Page 115 of End Game


Font Size:

The cabinet door is, in fact, hanging open slightly, like I forgot it existed the second I saw him.

Heat crawls up my neck.

Logan reaches past me to close it, but he doesn’t touch me. He gives me space, like he’s learned.

The restraint makes my chest ache.

When he steps back, his knee brushes the edge of the counter, and he winces.

I watch him before I can stop myself. “Does it hurt?”

Logan’s gaze flicks to mine. “Yeah.”

I swallow. “Then why are you standing?”

He shrugs. “Because you looked like you were about to throw the water bottle at my head.”

I huff. “I would have hit you.”

“Sure,” he says, and there’s that quiet confidence again.

I hate that it makes me smile. Just barely. A crack.

Logan sees it.

His eyes soften like he’s holding something fragile.

My smile disappears immediately, replaced by irritation because I don’t like being seen.

I turn away and yank open a drawer—too fast, too hard.

Inside are Pops’s meds. A pill organizer. A blood pressure cuff. A thermometer. The mundane evidence of reality.

My chest tightens.

Logan’s voice is careful. “You doing meds?”

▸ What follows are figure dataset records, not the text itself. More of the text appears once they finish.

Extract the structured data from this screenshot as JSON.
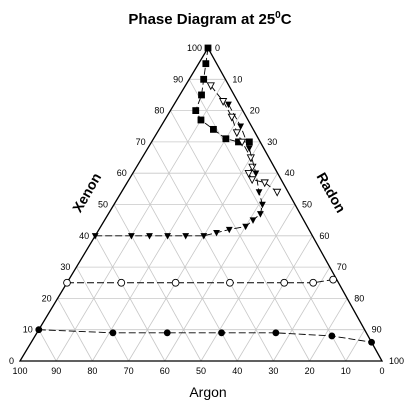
{
  "chart_data": {
    "type": "scatter",
    "subtype": "ternary",
    "title": "Phase Diagram at 25",
    "title_superscript": "0",
    "title_suffix": "C",
    "axes": {
      "bottom": {
        "label": "Argon",
        "ticks": [
          100,
          90,
          80,
          70,
          60,
          50,
          40,
          30,
          20,
          10,
          0
        ]
      },
      "left": {
        "label": "Xenon",
        "ticks": [
          0,
          10,
          20,
          30,
          40,
          50,
          60,
          70,
          80,
          90,
          100
        ]
      },
      "right": {
        "label": "Radon",
        "ticks": [
          0,
          10,
          20,
          30,
          40,
          50,
          60,
          70,
          80,
          90,
          100
        ]
      }
    },
    "grid": true,
    "grid_step": 10,
    "series": [
      {
        "marker": "filled-square",
        "points": [
          {
            "xenon": 100,
            "radon": 0
          },
          {
            "xenon": 95,
            "radon": 2
          },
          {
            "xenon": 90,
            "radon": 4
          },
          {
            "xenon": 85,
            "radon": 6
          },
          {
            "xenon": 80,
            "radon": 7
          },
          {
            "xenon": 77,
            "radon": 10
          },
          {
            "xenon": 74,
            "radon": 15
          },
          {
            "xenon": 71,
            "radon": 20
          },
          {
            "xenon": 70,
            "radon": 24
          },
          {
            "xenon": 70,
            "radon": 27
          }
        ]
      },
      {
        "marker": "open-triangle-down",
        "points": [
          {
            "xenon": 88,
            "radon": 7
          },
          {
            "xenon": 83,
            "radon": 13
          },
          {
            "xenon": 78,
            "radon": 18
          },
          {
            "xenon": 73,
            "radon": 22
          },
          {
            "xenon": 70,
            "radon": 25
          },
          {
            "xenon": 65,
            "radon": 30
          },
          {
            "xenon": 62,
            "radon": 32
          },
          {
            "xenon": 60,
            "radon": 32
          },
          {
            "xenon": 58,
            "radon": 34
          },
          {
            "xenon": 57,
            "radon": 38
          },
          {
            "xenon": 54,
            "radon": 43
          }
        ]
      },
      {
        "marker": "filled-triangle-down",
        "points": [
          {
            "xenon": 82,
            "radon": 15
          },
          {
            "xenon": 75,
            "radon": 22
          },
          {
            "xenon": 68,
            "radon": 28
          },
          {
            "xenon": 60,
            "radon": 34
          },
          {
            "xenon": 54,
            "radon": 38
          },
          {
            "xenon": 50,
            "radon": 41
          },
          {
            "xenon": 47,
            "radon": 42
          },
          {
            "xenon": 45,
            "radon": 41
          },
          {
            "xenon": 43,
            "radon": 40
          },
          {
            "xenon": 42,
            "radon": 36
          },
          {
            "xenon": 41,
            "radon": 33
          },
          {
            "xenon": 40,
            "radon": 30
          },
          {
            "xenon": 40,
            "radon": 25
          },
          {
            "xenon": 40,
            "radon": 20
          },
          {
            "xenon": 40,
            "radon": 15
          },
          {
            "xenon": 40,
            "radon": 10
          },
          {
            "xenon": 40,
            "radon": 0
          }
        ]
      },
      {
        "marker": "open-circle",
        "points": [
          {
            "xenon": 25,
            "radon": 0
          },
          {
            "xenon": 25,
            "radon": 15
          },
          {
            "xenon": 25,
            "radon": 30
          },
          {
            "xenon": 25,
            "radon": 45
          },
          {
            "xenon": 25,
            "radon": 60
          },
          {
            "xenon": 25,
            "radon": 68
          },
          {
            "xenon": 26,
            "radon": 73
          }
        ]
      },
      {
        "marker": "filled-circle",
        "points": [
          {
            "xenon": 10,
            "radon": 0
          },
          {
            "xenon": 9,
            "radon": 21
          },
          {
            "xenon": 9,
            "radon": 36
          },
          {
            "xenon": 9,
            "radon": 51
          },
          {
            "xenon": 9,
            "radon": 66
          },
          {
            "xenon": 8,
            "radon": 82
          },
          {
            "xenon": 6,
            "radon": 94
          }
        ]
      }
    ]
  }
}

“Yeah,” I say, too clipped. “Because someone has to.”

“I can—” he starts.

“No,” I cut in.

Logan goes quiet.

I pull out the pill organizer and start sorting automatically—muscle memory, routine, control. It calms me the way basketball does. Step by step. Compartment by compartment. Morning. Afternoon. Evening.

Logan watches from the table, not hovering, not pushing.

Just…present.

It annoys me.

It also—quietly—helps.

My hands move faster than my brain can spiral.

When I’m done, I slide the organizer back into the drawer and shut it.